Road Home rule changes frustrate applicants

The Times-Picayune reports that repeated changes in rules for the Road Home recovery program have made it more difficult for applicants to collect the same grants they were once promised by the program.

At the launch of the program, grant calculations were based on the highest pre-storm value available from various evaluation methods, but by 2007 the state started paying for its own appraisals, prioritizing valuation methods that gave the lowest value. The Times-Picayune reports that the average grant size has plummeted from about $74,000 a year ago to about $59,000, stating that:

Despite new leadership in Baton Rouge, the state has continued efforts to prevent the highest value from always being used. In May, the state agency overseeing Road Home, the Office of Community Development, said the program is using less than the highest pre-storm value to calculate as many as 65,000 grants, half of all grants Road Home is likely to pay out. And multiple state policy changes from December through this month have made it more likely that the program will use lower pre-storm values and decrease grants.

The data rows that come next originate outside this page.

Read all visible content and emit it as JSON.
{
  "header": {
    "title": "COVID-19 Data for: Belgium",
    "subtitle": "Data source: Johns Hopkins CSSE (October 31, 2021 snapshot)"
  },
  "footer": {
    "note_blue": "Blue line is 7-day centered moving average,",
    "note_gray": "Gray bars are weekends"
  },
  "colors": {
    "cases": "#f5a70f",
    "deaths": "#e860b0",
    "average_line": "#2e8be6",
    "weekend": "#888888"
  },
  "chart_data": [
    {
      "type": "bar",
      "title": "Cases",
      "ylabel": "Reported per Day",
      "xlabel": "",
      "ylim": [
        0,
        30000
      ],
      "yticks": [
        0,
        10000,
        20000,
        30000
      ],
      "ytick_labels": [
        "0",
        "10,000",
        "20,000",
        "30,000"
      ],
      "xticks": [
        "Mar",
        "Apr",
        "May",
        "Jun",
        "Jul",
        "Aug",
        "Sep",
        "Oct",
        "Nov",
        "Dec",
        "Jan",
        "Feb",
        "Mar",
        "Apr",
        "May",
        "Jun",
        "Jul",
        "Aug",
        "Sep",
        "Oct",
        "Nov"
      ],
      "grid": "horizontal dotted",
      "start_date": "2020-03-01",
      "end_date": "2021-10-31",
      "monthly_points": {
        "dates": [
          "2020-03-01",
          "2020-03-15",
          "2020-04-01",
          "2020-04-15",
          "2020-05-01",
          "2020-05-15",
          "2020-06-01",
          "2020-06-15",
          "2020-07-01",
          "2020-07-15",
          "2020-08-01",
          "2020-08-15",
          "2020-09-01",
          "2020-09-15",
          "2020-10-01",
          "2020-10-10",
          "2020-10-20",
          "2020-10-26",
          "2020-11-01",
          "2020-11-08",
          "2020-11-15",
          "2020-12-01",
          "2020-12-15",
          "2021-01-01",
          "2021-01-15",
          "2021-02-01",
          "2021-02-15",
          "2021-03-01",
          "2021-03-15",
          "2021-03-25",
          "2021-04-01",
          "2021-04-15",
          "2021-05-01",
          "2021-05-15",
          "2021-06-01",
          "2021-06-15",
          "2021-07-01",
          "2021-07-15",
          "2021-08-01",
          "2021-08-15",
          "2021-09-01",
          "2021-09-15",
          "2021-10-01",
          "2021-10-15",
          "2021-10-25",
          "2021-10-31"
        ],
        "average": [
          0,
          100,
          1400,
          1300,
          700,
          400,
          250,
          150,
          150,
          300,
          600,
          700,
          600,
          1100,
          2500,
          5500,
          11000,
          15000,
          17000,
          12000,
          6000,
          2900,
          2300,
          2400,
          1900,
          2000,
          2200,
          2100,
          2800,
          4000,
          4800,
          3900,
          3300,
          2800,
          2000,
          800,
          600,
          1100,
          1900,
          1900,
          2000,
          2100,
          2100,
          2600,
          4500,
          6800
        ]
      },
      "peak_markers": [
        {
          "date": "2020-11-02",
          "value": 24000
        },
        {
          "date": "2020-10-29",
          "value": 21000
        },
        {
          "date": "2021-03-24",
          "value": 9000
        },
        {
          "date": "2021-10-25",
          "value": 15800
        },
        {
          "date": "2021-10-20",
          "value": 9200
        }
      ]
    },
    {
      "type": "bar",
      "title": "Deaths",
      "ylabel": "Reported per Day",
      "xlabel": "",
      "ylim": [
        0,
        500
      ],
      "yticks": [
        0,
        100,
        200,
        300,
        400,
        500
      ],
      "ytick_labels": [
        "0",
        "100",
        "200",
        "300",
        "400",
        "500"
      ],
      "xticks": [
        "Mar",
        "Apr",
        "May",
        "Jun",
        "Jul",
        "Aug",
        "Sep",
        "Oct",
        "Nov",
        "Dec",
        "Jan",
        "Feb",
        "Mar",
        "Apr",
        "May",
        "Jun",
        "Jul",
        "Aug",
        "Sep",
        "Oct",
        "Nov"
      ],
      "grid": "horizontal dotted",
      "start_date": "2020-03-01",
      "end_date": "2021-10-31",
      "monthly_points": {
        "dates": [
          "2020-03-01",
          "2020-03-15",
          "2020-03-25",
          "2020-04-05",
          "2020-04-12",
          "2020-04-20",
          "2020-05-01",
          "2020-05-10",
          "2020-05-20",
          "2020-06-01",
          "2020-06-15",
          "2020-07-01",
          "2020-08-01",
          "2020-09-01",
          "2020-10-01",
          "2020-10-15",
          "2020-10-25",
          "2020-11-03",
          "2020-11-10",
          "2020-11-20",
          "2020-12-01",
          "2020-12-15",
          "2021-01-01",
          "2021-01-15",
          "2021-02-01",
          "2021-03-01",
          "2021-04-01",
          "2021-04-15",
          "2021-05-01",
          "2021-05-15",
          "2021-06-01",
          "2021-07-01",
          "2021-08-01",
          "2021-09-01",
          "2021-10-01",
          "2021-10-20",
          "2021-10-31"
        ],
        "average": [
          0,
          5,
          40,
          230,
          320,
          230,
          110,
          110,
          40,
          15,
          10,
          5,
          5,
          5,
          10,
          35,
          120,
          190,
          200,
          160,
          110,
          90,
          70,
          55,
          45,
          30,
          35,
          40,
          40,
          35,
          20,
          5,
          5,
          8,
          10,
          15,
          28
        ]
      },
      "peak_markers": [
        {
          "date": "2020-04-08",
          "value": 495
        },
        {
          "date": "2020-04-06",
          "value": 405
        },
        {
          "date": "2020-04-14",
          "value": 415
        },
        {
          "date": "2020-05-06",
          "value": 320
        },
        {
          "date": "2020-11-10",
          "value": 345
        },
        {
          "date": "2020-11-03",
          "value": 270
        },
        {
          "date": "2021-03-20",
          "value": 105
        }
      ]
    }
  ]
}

New legislation passed in the last session that could require the Louisiana Recovery Authority to change Road Home rules so all applicants can get the highest pre-storm value in their file, but it awaits HUD approval, and there are doubts the federal agency will allow it. According to the Times-Picayune:

At issue is guidance HUD has sent Louisiana saying that homeowners shouldn't get credit for appraisals they provide that are more than 20 percent higher than the Road Home's own valuation methods. But homeowner advocates are concerned that there's a systematic effort to deny applicants the highest value created by the program itself.